Smith was an epitome of self-reliance and believed that the greatest gift that can be given to a child is to teach them the value of work. It’s a gift that always remains with them as it can never be lost or stolen. He considered himself fortunate to have a difficult childhood, and often said, “Thank God I was born poor; I learned how to work.”
Napoleon Hill wrote, “Making life ‘easy’ for children usually makes life ‘hard’ for them in adulthood.” There’s great truth in this maxim.
Parents often get carried away and let the natural desire to give their kids all the material things and comforts they didn’t have as children overpower them. But this never leads to anything good. Such generosity and uninhibited love not only undermines the value of work in the children’s eyes but also deprives them of the opportunity to develop self-reliance and hence establish confidence in their ability to take care of themselves no matter what situations they face.

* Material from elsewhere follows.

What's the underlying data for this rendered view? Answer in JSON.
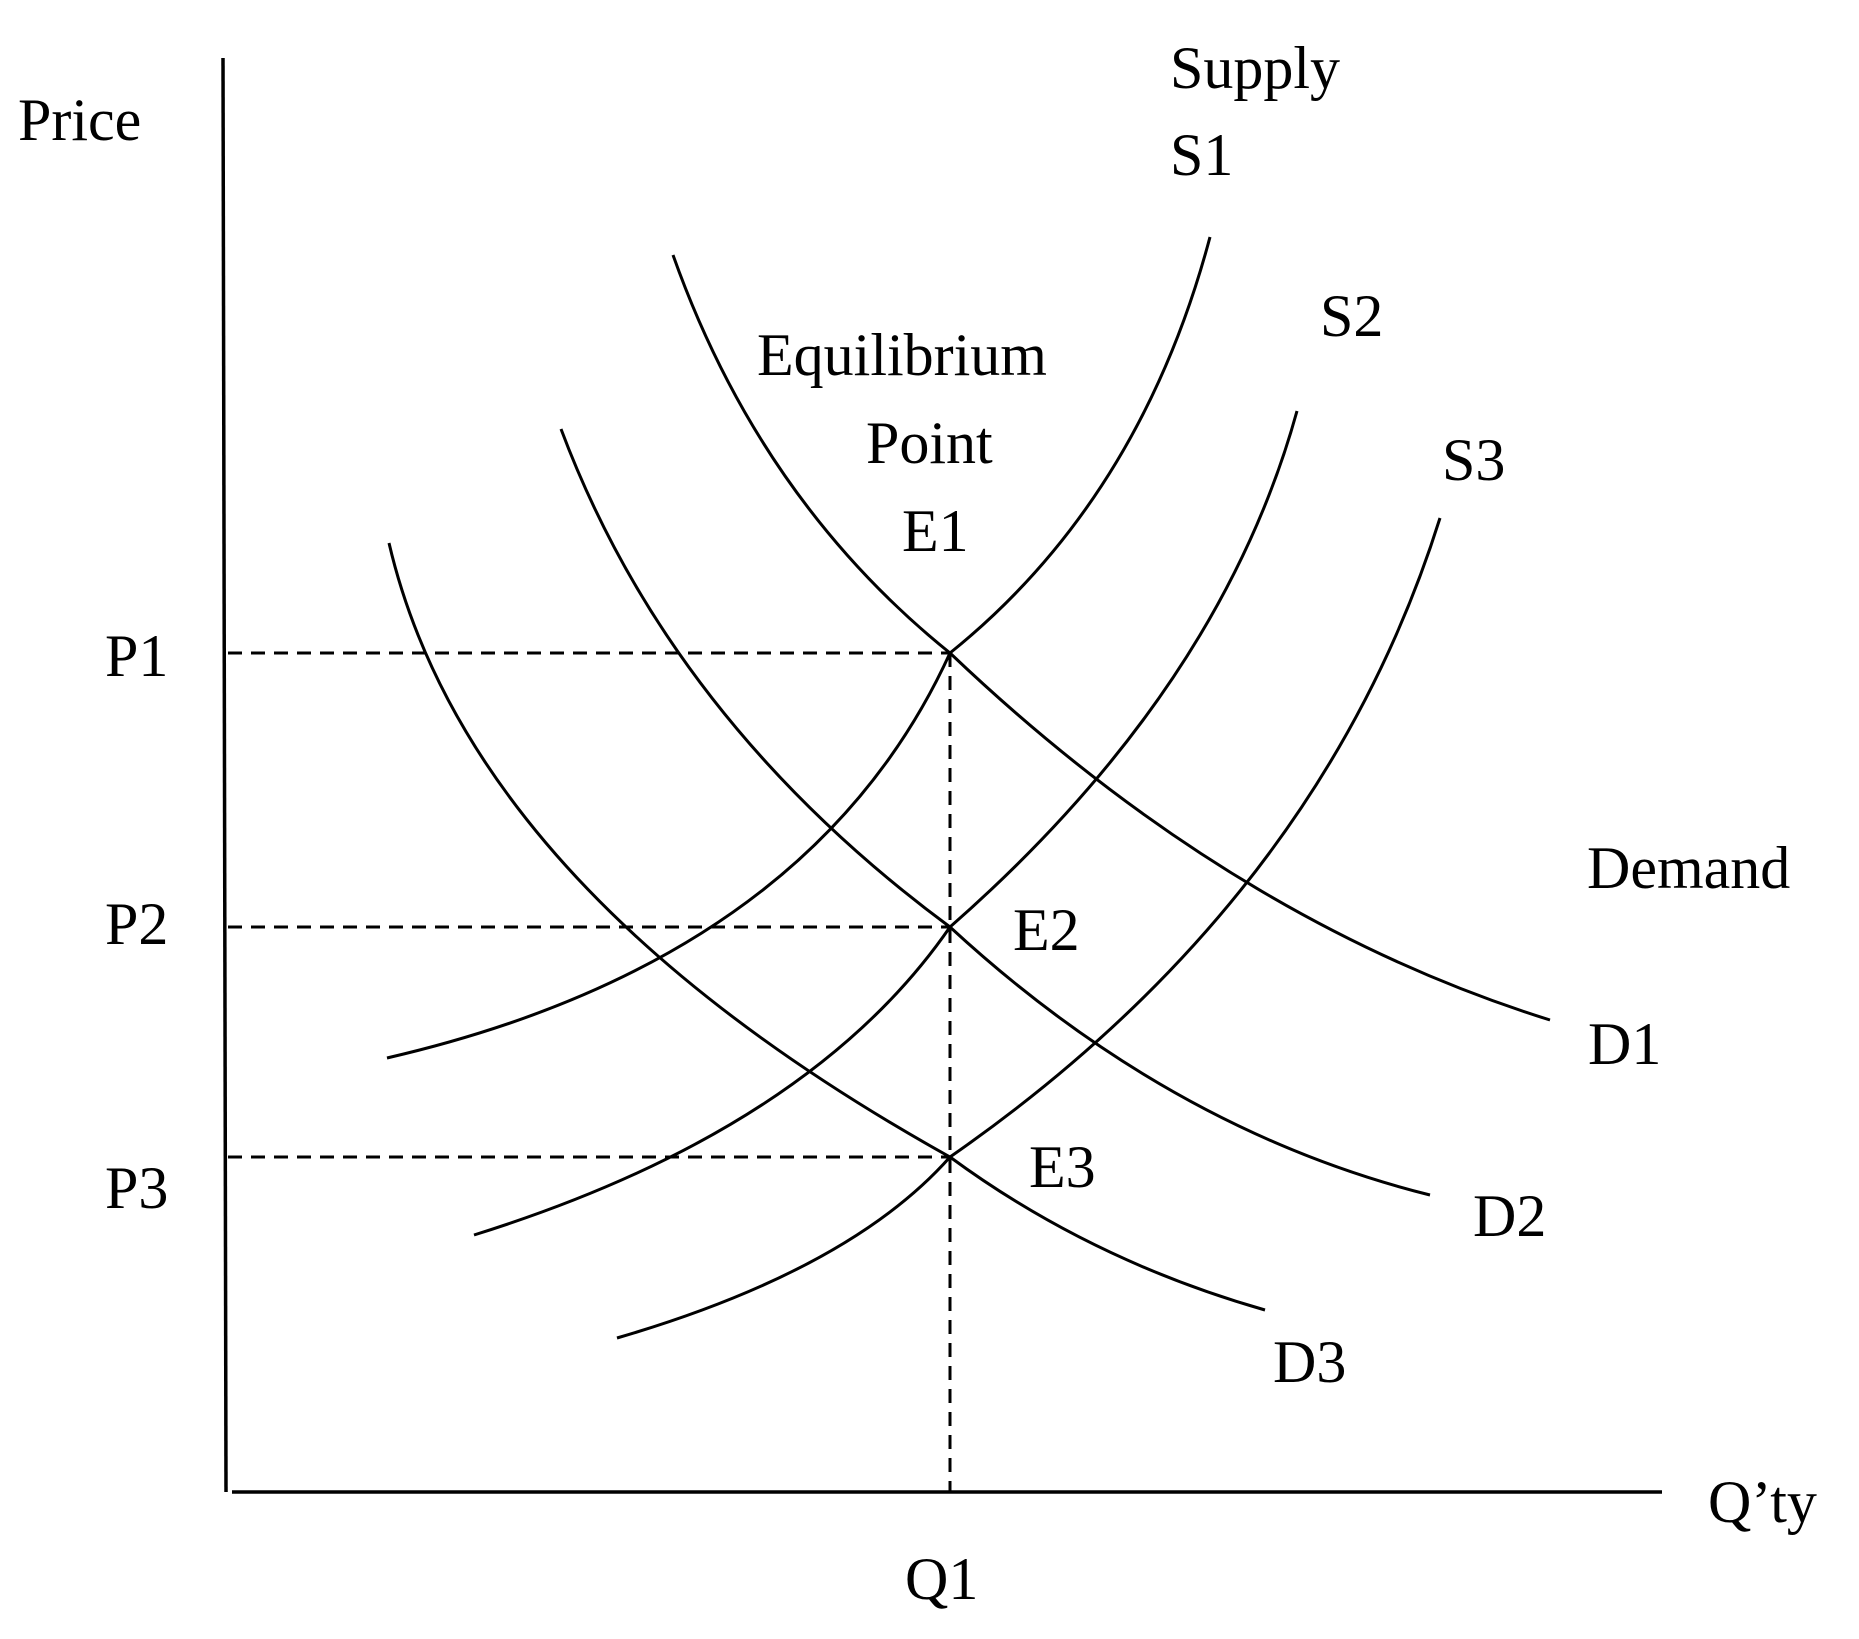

Parents must start training their kids for a tough life at a young age so that later on they become remarkable adults and citizens in the future. In essence, they must always prioritize work over welfare; this is the only way to give them a great start and put them on the road to success. As Napoleon Hill puts it, “When you make life ‘hard’ for your children by requiring them to learn the value of work, they will have a far greater likelihood of success as adults.”